商店街を構築する一つである、とある料理店の厨房内で、
「いやホンットね。申し訳ないと思っています。あの時は…………調子乗ってたというか、なんというか…………。とにかくごめんなさい。悪気はなかったんです、本当に」
食器や調理器具が暮らしている空間で、青年は謝罪の言葉を述べていた。何度も何度も、ただひたすらに。………………土下座の状態で。
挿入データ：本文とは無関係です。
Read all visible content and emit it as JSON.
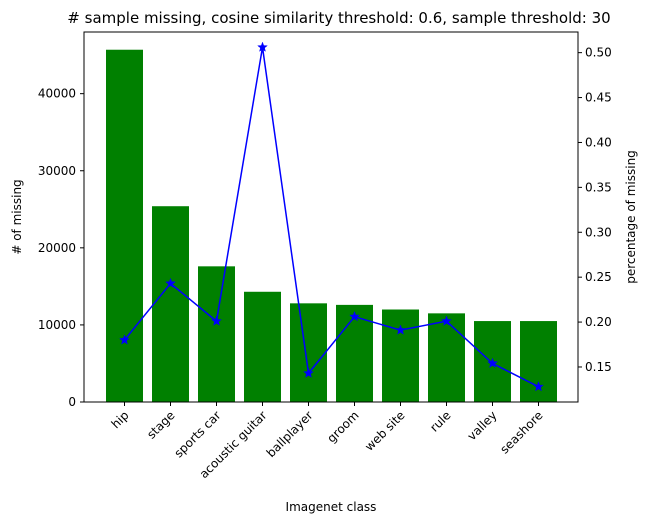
{
  "chart_data": {
    "type": "bar",
    "title": "# sample missing, cosine similarity threshold: 0.6, sample threshold: 30",
    "xlabel": "Imagenet class",
    "ylabel": "# of missing",
    "ylabel_right": "percentage of missing",
    "categories": [
      "hip",
      "stage",
      "sports car",
      "acoustic guitar",
      "ballplayer",
      "groom",
      "web site",
      "rule",
      "valley",
      "seashore"
    ],
    "series": [
      {
        "kind": "bar",
        "axis": "left",
        "color": "#008000",
        "values": [
          45700,
          25400,
          17600,
          14300,
          12800,
          12600,
          12000,
          11500,
          10500,
          10500
        ]
      },
      {
        "kind": "line",
        "axis": "right",
        "color": "#0000ff",
        "marker": "star",
        "values": [
          0.18,
          0.243,
          0.201,
          0.506,
          0.143,
          0.206,
          0.191,
          0.201,
          0.154,
          0.128
        ]
      }
    ],
    "ylim": [
      0,
      48000
    ],
    "ylim_right": [
      0.111,
      0.523
    ],
    "yticks": [
      0,
      10000,
      20000,
      30000,
      40000
    ],
    "yticks_right": [
      0.15,
      0.2,
      0.25,
      0.3,
      0.35,
      0.4,
      0.45,
      0.5
    ],
    "yticks_right_labels": [
      "0.15",
      "0.20",
      "0.25",
      "0.30",
      "0.35",
      "0.40",
      "0.45",
      "0.50"
    ],
    "grid": false
  }
}
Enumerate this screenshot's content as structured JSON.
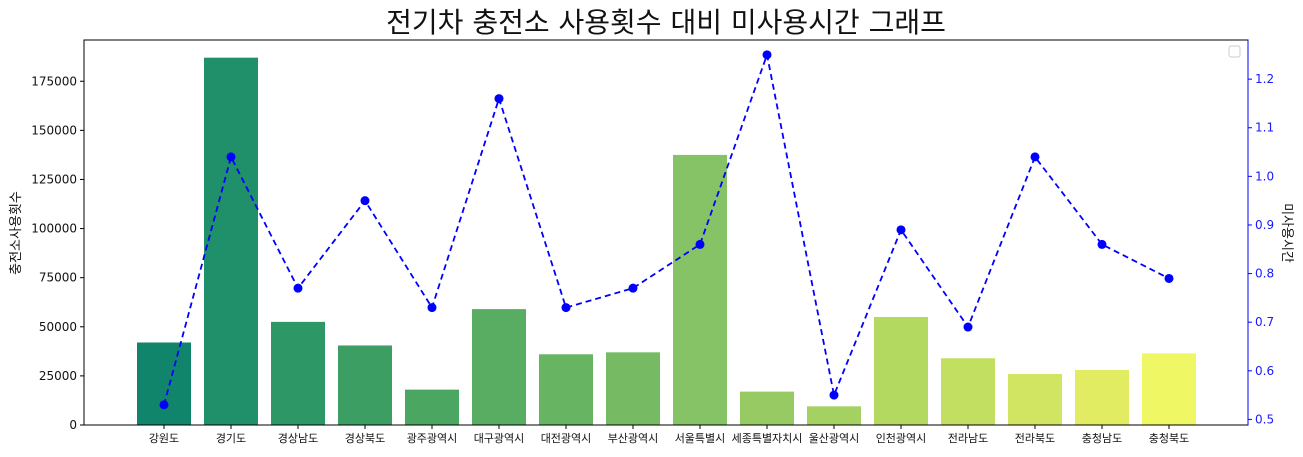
{
  "chart_data": {
    "type": "bar+line",
    "title": "전기차 충전소 사용횟수 대비 미사용시간 그래프",
    "categories": [
      "강원도",
      "경기도",
      "경상남도",
      "경상북도",
      "광주광역시",
      "대구광역시",
      "대전광역시",
      "부산광역시",
      "서울특별시",
      "세종특별자치시",
      "울산광역시",
      "인천광역시",
      "전라남도",
      "전라북도",
      "충청남도",
      "충청북도"
    ],
    "bar_series": {
      "values": [
        42000,
        187000,
        52500,
        40500,
        18000,
        59000,
        36000,
        37000,
        137500,
        17000,
        9500,
        55000,
        34000,
        26000,
        28000,
        36500
      ],
      "colors": [
        "#10856b",
        "#1f9069",
        "#2d9766",
        "#3d9e63",
        "#4ba662",
        "#58ad62",
        "#67b563",
        "#76bb64",
        "#86c366",
        "#97ca63",
        "#a5d162",
        "#b3d960",
        "#c2df62",
        "#d2e562",
        "#e1ec63",
        "#eff764"
      ]
    },
    "line_series": {
      "values": [
        0.53,
        1.04,
        0.77,
        0.95,
        0.73,
        1.16,
        0.73,
        0.77,
        0.86,
        1.25,
        0.55,
        0.89,
        0.69,
        1.04,
        0.86,
        0.79
      ],
      "color": "#0000ff"
    },
    "ylabel_left": "충전소사용횟수",
    "ylabel_right": "미사용시간",
    "ylim_left": [
      0,
      196000
    ],
    "yticks_left": [
      "0",
      "25000",
      "50000",
      "75000",
      "100000",
      "125000",
      "150000",
      "175000"
    ],
    "ylim_right": [
      0.4885,
      1.2805
    ],
    "yticks_right": [
      "0.5",
      "0.6",
      "0.7",
      "0.8",
      "0.9",
      "1.0",
      "1.1",
      "1.2"
    ],
    "legend": "empty, upper right",
    "grid": false
  }
}
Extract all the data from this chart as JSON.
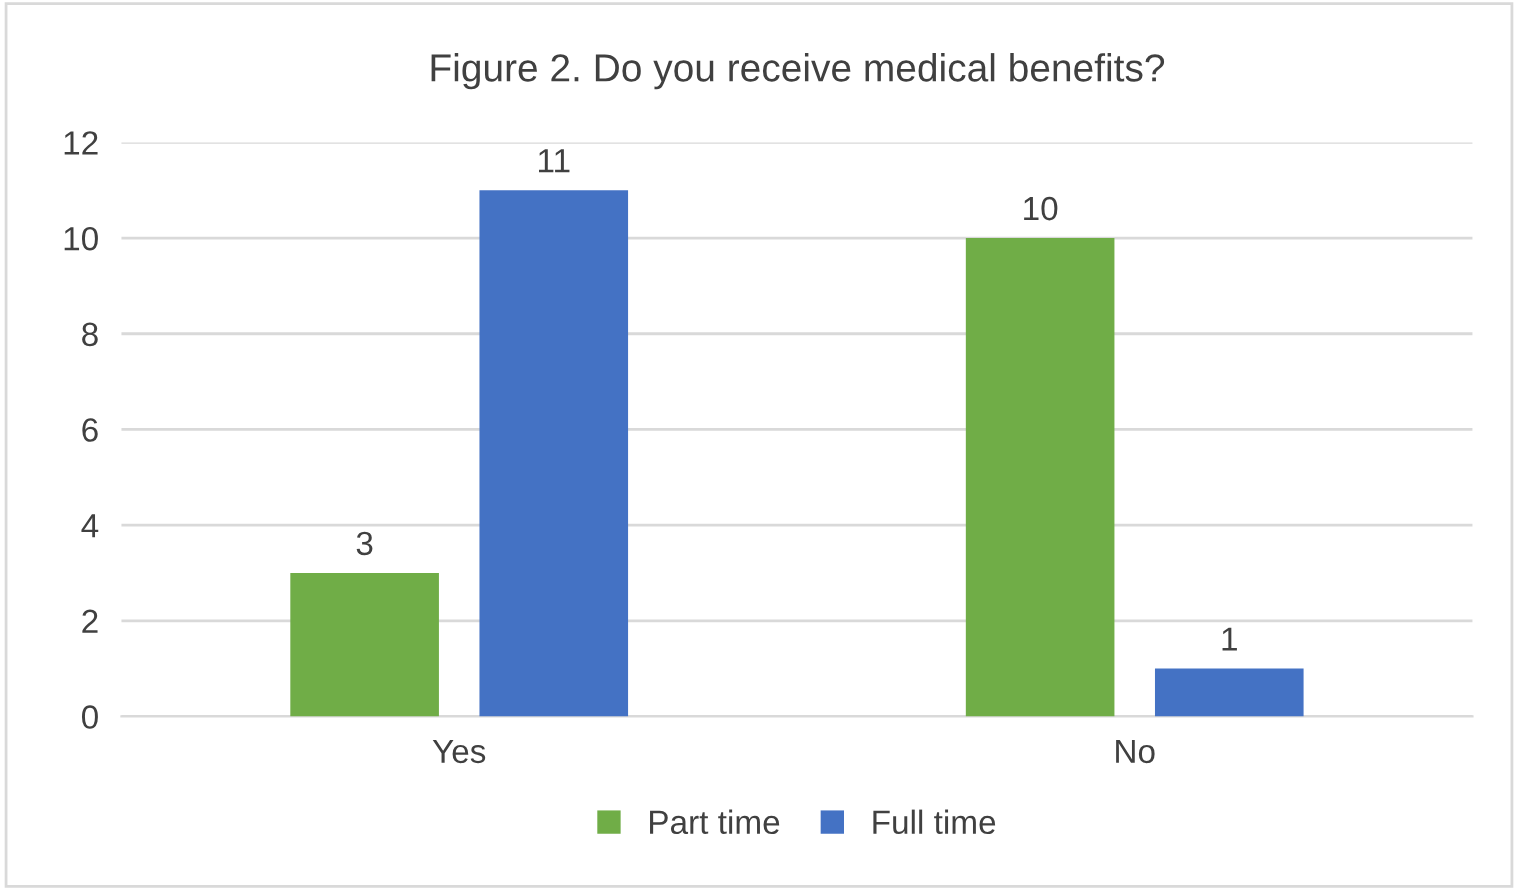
{
  "chart_data": {
    "type": "bar",
    "title": "Figure 2. Do you receive medical benefits?",
    "categories": [
      "Yes",
      "No"
    ],
    "series": [
      {
        "name": "Part time",
        "color": "#70ad47",
        "values": [
          3,
          10
        ]
      },
      {
        "name": "Full time",
        "color": "#4472c4",
        "values": [
          11,
          1
        ]
      }
    ],
    "ylim": [
      0,
      12
    ],
    "yticks": [
      0,
      2,
      4,
      6,
      8,
      10,
      12
    ],
    "grid": "y",
    "legend": "bottom",
    "data_labels": true
  }
}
所々が青く腫れ上がっている青年の顔を眺め、女性は「少しやりすぎたわね…………」と声を漏らし、若干の罪悪感を感じていた。
(いやいや…………こんな食い逃げ男なんか気にすることなんかない!!そう…………よ!絶対そう!!)
自らの負い目を悟られないようにして、凛とした雰囲気を保ちつつ、女性は青年の事情を知るために質問をした。
「あなた…………ここじゃ見ない顔ね」
「そりゃあ、あんだけ顔面を強打されまくったら誰の顔かなんて分からな………………ってウソウソウソウソ!はいそうです!この地域の人間じゃありません!だからそのフライパンを降ろしてください!…………違う!!振り下ろすんじゃなくて!!!」
懇願された女性は渋々、青年の頭上に照準を合わせたフライパンをゆっくりと降ろし、語勢を強くして、質問に戻った。